Os morceguinhos ficavam eufóricos com o fruitbol. Jogavam horas seguidas e terminavam assim, esbaforidos, excitados. Terminado o jogo, Oto adorava me contar suas façanhas. Assisto a algumas partidas e nada do que ele conta é real. São fantasias, delírios, invenções de sua imaginação fértil, típicas daquele estado que costuma suceder o jogo.

– Tenho um primo em São Paulo que acha o nosso jogo uma besteira, uma perda de tempo. Sempre fala que não conhece nada mais estúpido que vinte e dois marmanjos correndo atrás de uma bola, ou vinte e dois morcegos, o que, para ele, dá na mesma – disse Oto.

– Imagino então que ele tem algum outro jeito de perder tempo – falei.

– Ele lê; nas prateleiras mais antigas das bibliotecas da USP. Mas para ele isso não é perder tempo – completou meu amigo – Diz que já voou até Coimbra, onde tem uma biblioteca muito frequentada por morcegos.

– Perder tempo é bom – prossegui – Quando o que fazemos não tem nenhum outro sentido que apenas viver, esse é o perder tempo que vale a pena.

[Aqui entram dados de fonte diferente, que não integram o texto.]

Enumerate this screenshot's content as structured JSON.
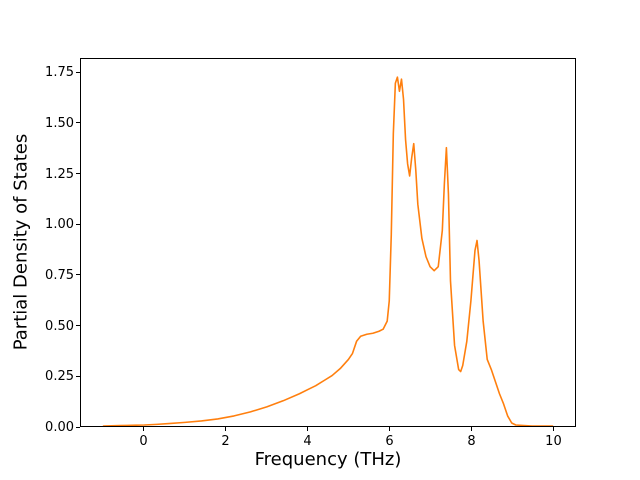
{
  "chart_data": {
    "type": "line",
    "title": "",
    "xlabel": "Frequency (THz)",
    "ylabel": "Partial Density of States",
    "xlim": [
      -1.55,
      10.55
    ],
    "ylim": [
      0,
      1.82
    ],
    "grid": false,
    "line_color": "#ff7f0e",
    "xticks": {
      "values": [
        0,
        2,
        4,
        6,
        8,
        10
      ],
      "labels": [
        "0",
        "2",
        "4",
        "6",
        "8",
        "10"
      ]
    },
    "yticks": {
      "values": [
        0,
        0.25,
        0.5,
        0.75,
        1.0,
        1.25,
        1.5,
        1.75
      ],
      "labels": [
        "0.00",
        "0.25",
        "0.50",
        "0.75",
        "1.00",
        "1.25",
        "1.50",
        "1.75"
      ]
    },
    "series": [
      {
        "name": "partial-density-of-states",
        "color": "#ff7f0e",
        "x": [
          -1.0,
          -0.6,
          -0.2,
          0.0,
          0.3,
          0.6,
          1.0,
          1.4,
          1.8,
          2.2,
          2.6,
          3.0,
          3.4,
          3.8,
          4.0,
          4.2,
          4.4,
          4.6,
          4.8,
          5.0,
          5.1,
          5.2,
          5.3,
          5.45,
          5.6,
          5.75,
          5.85,
          5.95,
          6.0,
          6.05,
          6.1,
          6.15,
          6.2,
          6.25,
          6.3,
          6.35,
          6.4,
          6.45,
          6.5,
          6.55,
          6.6,
          6.65,
          6.7,
          6.8,
          6.9,
          7.0,
          7.1,
          7.2,
          7.3,
          7.35,
          7.4,
          7.45,
          7.5,
          7.6,
          7.7,
          7.75,
          7.8,
          7.9,
          8.0,
          8.1,
          8.15,
          8.2,
          8.3,
          8.4,
          8.5,
          8.6,
          8.7,
          8.8,
          8.9,
          9.0,
          9.1,
          9.5,
          10.0
        ],
        "y": [
          0.0,
          0.002,
          0.004,
          0.005,
          0.008,
          0.012,
          0.018,
          0.025,
          0.035,
          0.05,
          0.07,
          0.095,
          0.125,
          0.16,
          0.18,
          0.2,
          0.225,
          0.25,
          0.285,
          0.33,
          0.36,
          0.42,
          0.445,
          0.455,
          0.46,
          0.47,
          0.48,
          0.52,
          0.62,
          0.95,
          1.45,
          1.7,
          1.73,
          1.66,
          1.72,
          1.62,
          1.42,
          1.3,
          1.24,
          1.33,
          1.4,
          1.27,
          1.1,
          0.93,
          0.84,
          0.79,
          0.77,
          0.79,
          0.97,
          1.2,
          1.38,
          1.15,
          0.72,
          0.4,
          0.28,
          0.27,
          0.3,
          0.42,
          0.62,
          0.87,
          0.92,
          0.82,
          0.52,
          0.33,
          0.28,
          0.22,
          0.16,
          0.11,
          0.05,
          0.015,
          0.005,
          0.0,
          0.0
        ]
      }
    ]
  }
}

– E correr atrás de uma bola é desse tipo de perder tempo? – perguntou Oto.

– É o que eu acho.

– Isso que vocês fazem, de ficar como doidos correndo atrás de uma bola para lá e para cá, gritando, chutando a canela um do outro, comemorando, xingando, brigando, serve para quê? – tornou a perguntar o morcego?

– Para nada – respondi.

– E tem alguma explicação?

– Para mim, nenhuma – respondi ao morcego.

– Dá mais saúde? – ele insistiu.

– Acho que isso não tem importância – eu disse.

– Produz o que? – o morcego teimou.

– Nada – eu falei.

– E não tem nenhuma outra importância, pequena que seja? – Oto já estava um tanto preocupado.

– Tanto quanto esta nossa conversa – arrematei.

– Mas para quê viver assim, sem utilidade, sem sentido, sem serventia? – perguntou Oto, acho que pensando lá no seu primo.

– É porque, quando se tira toda a utilidade de alguma coisa que a gente faz, e mesmo assim o gosto pela coisa continua, é porque vale a pena. Fazer por fazer é o mesmo que viver por viver – respondi.

– Mas, então isso é bom, faz bem, tem um sentido – concluiu o quiróptero.

– Se você quiser entender assim, que seja.

– Isso quer dizer que jogar futebol, correr como doido atrás de uma bola, é um bom jeito de viver – disse o morcego.

– É, é quando o que a gente faz é um fim e não um meio.

– Então perder tempo faz bem, Bernardo?

– O tempo que a gente tem é para ser perdido. Correr atrás de uma bola é uma boa maneira de fazer isso. A vida costuma ser melhor nesses momentos que naqueles em que fazemos coisas chamadas úteis. Às vezes basta viver, e isso pode ser feito correndo atrás de uma bola, conversando com você, ou dando cabriolas dentro da água, como nosso amigo Arnaldo, o bagre cego, aí no lago da caverna. Olha ali fora a coruja pousada há horas naquele galho seco, olhando, olhando… para onde? O que quer dizer isso?

– Você está me dizendo então que trabalhar é ruim? – perguntou o morcego com certo tom moralista na voz.

– Não dá para não trabalhar, senão a vida se acaba, não se sustenta. O trabalho equilibra esse perder tempo, que é o outro nome do jogo. Não se pode jogar indefinidamente, sem limites. Mas se a gente puder trabalhar e jogar ao mesmo tempo, melhor, não é? – acrescentei tentando responder ao meu amigo.

– Como se faz isso?

– Gostando muito do trabalho que a gente faz – respondi, tentando encerrar o assunto, que já me cansava.

Era tarde. Oto distraiu-se e esqueceu de sair com os amigos para caçar. Preferiu ficar comigo naquela conversa que não levava a nada. A noite ia alta. Os meteoritos se travestiam de estrelas, fragmentando-se contra a atmosfera, riscando de luzes a noite escura. As estrelas piscavam chamando a atenção. Aurora piou longamente e alçou voo para perder-se na noite. Tudo funcionava sem muito sentido, e em harmonia. Não era preciso pensar para entender tudo aquilo. No céu, vinte e duas estrelinhas corriam atrás de um cometa.

*Bernardo, o eremita, é um ex-torcedor fanático que vive isolado em uma caverna. Ele é um personagem fictício de João Batista Freire.